The Tuskegee-Morehouse Classic previously has taken place in Columbus, Ga. — but Mayor Randall Woodfin, a Morehouse alumnus, told the council that organizers “have not felt the support they need” to stay there.
“The schools were looking for a better experience,” he said. “They were out looking for another city to be in. We could either show them what Birmingham had to offer, or they could go to another city.”
HBCU classics are annual football games between Historically Black Colleges and Universities, taking place during the season at a neutral site. Morehouse College is in Atlanta.
Bringing this match-up to Legion Field is part of an ongoing effort to boost the 94-year-old stadium, said Council President William Parker, particularly since UAB will soon be taking its football program to the under-construction Protective Stadium in the city’s downtown area.

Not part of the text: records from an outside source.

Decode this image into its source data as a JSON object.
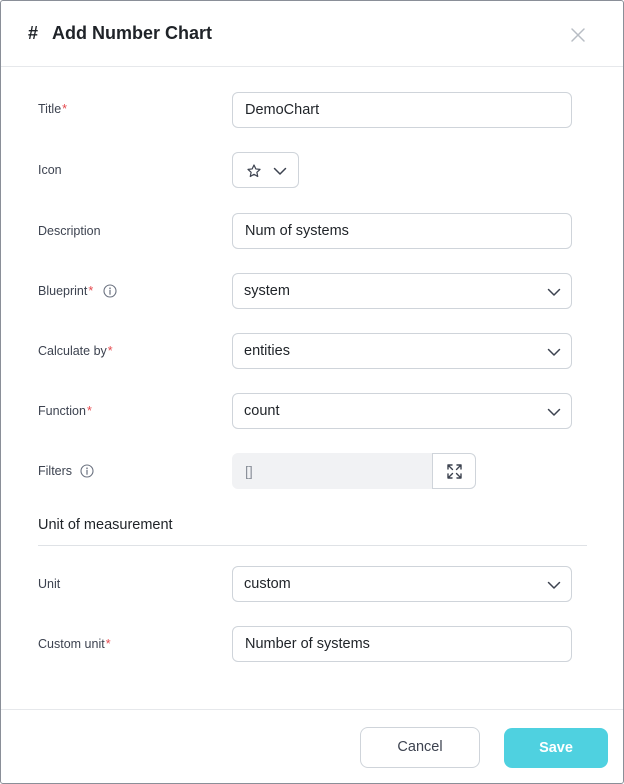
{
  "dialog": {
    "hash_symbol": "#",
    "title": "Add Number Chart"
  },
  "form": {
    "title": {
      "label": "Title",
      "required_mark": "*",
      "value": "DemoChart"
    },
    "icon": {
      "label": "Icon",
      "value_icon": "star-icon"
    },
    "description": {
      "label": "Description",
      "value": "Num of systems"
    },
    "blueprint": {
      "label": "Blueprint",
      "required_mark": "*",
      "value": "system"
    },
    "calculate_by": {
      "label": "Calculate by",
      "required_mark": "*",
      "value": "entities"
    },
    "function": {
      "label": "Function",
      "required_mark": "*",
      "value": "count"
    },
    "filters": {
      "label": "Filters",
      "value": "[]"
    }
  },
  "unit_section": {
    "title": "Unit of measurement",
    "unit": {
      "label": "Unit",
      "value": "custom"
    },
    "custom_unit": {
      "label": "Custom unit",
      "required_mark": "*",
      "value": "Number of systems"
    }
  },
  "footer": {
    "cancel_label": "Cancel",
    "save_label": "Save"
  },
  "colors": {
    "accent": "#4fd1e0",
    "required": "#e5484d",
    "border": "#cfd4da"
  }
}
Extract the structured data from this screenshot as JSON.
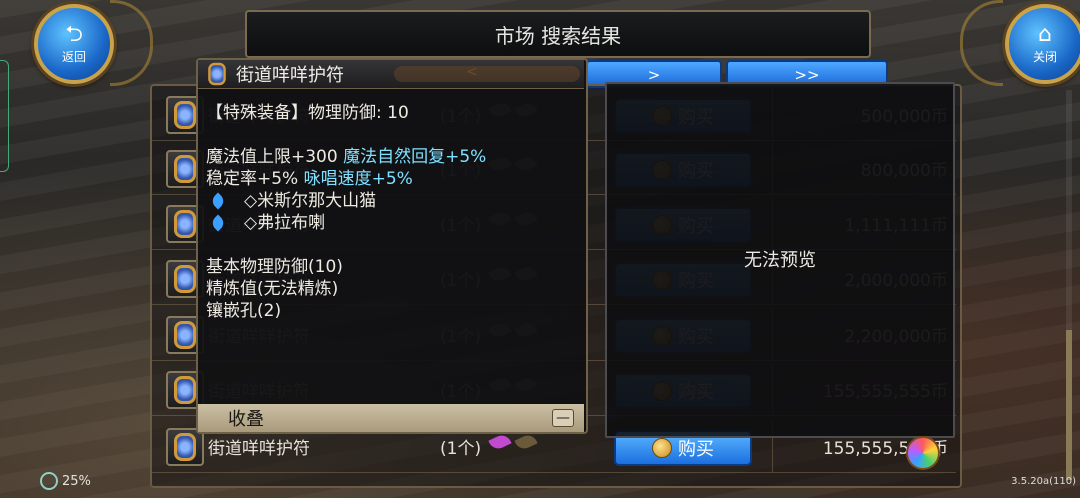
{
  "header": {
    "title": "市场  搜索结果"
  },
  "buttons": {
    "back": "返回",
    "close": "关闭",
    "back_glyph": "⮌",
    "close_glyph": "⌂",
    "next": ">",
    "last": ">>",
    "prev": "<"
  },
  "item_name": "街道咩咩护符",
  "tooltip": {
    "title": "街道咩咩护符",
    "line1": "【特殊装备】物理防御: 10",
    "line2a": "魔法值上限+300",
    "line2b": "魔法自然回复+5%",
    "line3a": "稳定率+5%",
    "line3b": "咏唱速度+5%",
    "card1": "◇米斯尔那大山猫",
    "card2": "◇弗拉布喇",
    "line4": "基本物理防御(10)",
    "line5": "精炼值(无法精炼)",
    "line6": "镶嵌孔(2)",
    "collapse": "收叠",
    "minus": "—"
  },
  "preview": {
    "message": "无法预览"
  },
  "rows": [
    {
      "name": "街道咩咩护符",
      "count": "(1个)",
      "buy": "购买",
      "price": "500,000币"
    },
    {
      "name": "街道咩咩护符",
      "count": "(1个)",
      "buy": "购买",
      "price": "800,000币"
    },
    {
      "name": "街道咩咩护符",
      "count": "(1个)",
      "buy": "购买",
      "price": "1,111,111币"
    },
    {
      "name": "街道咩咩护符",
      "count": "(1个)",
      "buy": "购买",
      "price": "2,000,000币"
    },
    {
      "name": "街道咩咩护符",
      "count": "(1个)",
      "buy": "购买",
      "price": "2,200,000币"
    },
    {
      "name": "街道咩咩护符",
      "count": "(1个)",
      "buy": "购买",
      "price": "155,555,555币"
    },
    {
      "name": "街道咩咩护符",
      "count": "(1个)",
      "buy": "购买",
      "price": "155,555,555币"
    }
  ],
  "status": {
    "battery": "25%",
    "version": "3.5.20a(110)"
  },
  "colors": {
    "accent_blue": "#1b6fe0",
    "gold": "#c9a34b",
    "cyan_text": "#7fe0ff"
  }
}
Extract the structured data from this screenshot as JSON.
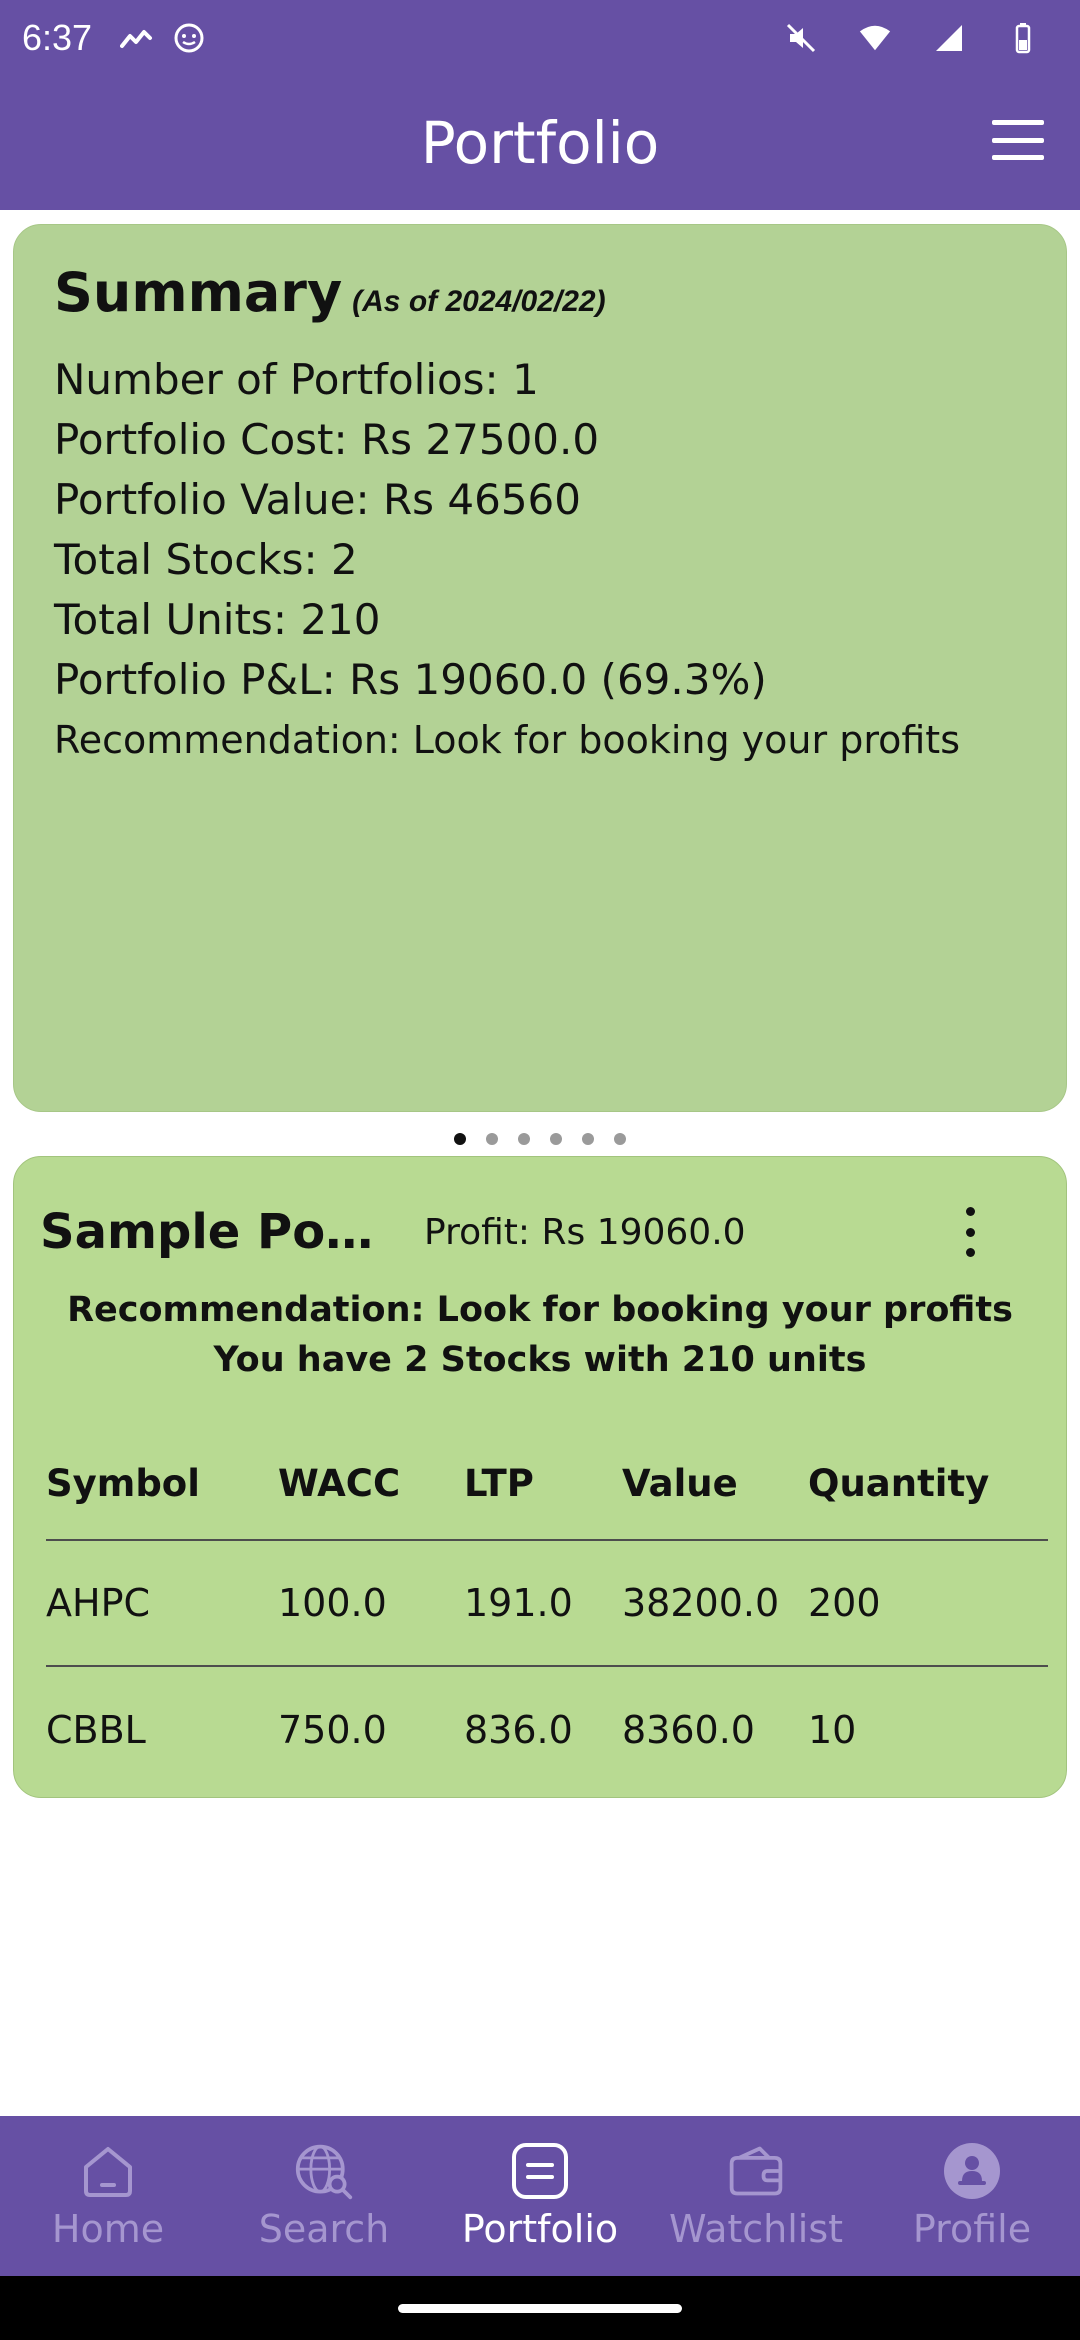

“The goal is really to have different football classics every weekend between Labor Day and Thanksgiving,” Parker said.
District 8 Councilor Steven Hoyt expressed skepticism that the game would garner the same type of audience as the Magic City Classic, a game each year at Legion Field between Alabama State University of Montgomery and Alabama A&M University of Huntsville. Hoyt argued that Morehouse’s football program wouldn’t generate enough interest — though he acknowledged that Tuskegee’s football team would.
“I’m just trying to see the projected economic impact of this game and why we’re not offering other local colleges this same kind of package, i.e. Miles College, who has won championships for the last three years or so,” Hoyt said. “
“There seems to be quite a momentum going with respect to that, and last time I checked, Morehouse wasn’t winning that many games … It seems disingenuous to not go to Miles or Tuskegee or one of these other schools where we know in past history an excess of 40,000 or 50,000 attended those games.”
Parker told Hoyt to “stay tuned” for new announcements about Miles College and Legion Field, which he said would be coming “very soon.” Hoyt ended up voting with the rest of the council to approve the contract for the Tuskegee-Morehouse Classic, which is scheduled to take place Oct. 9.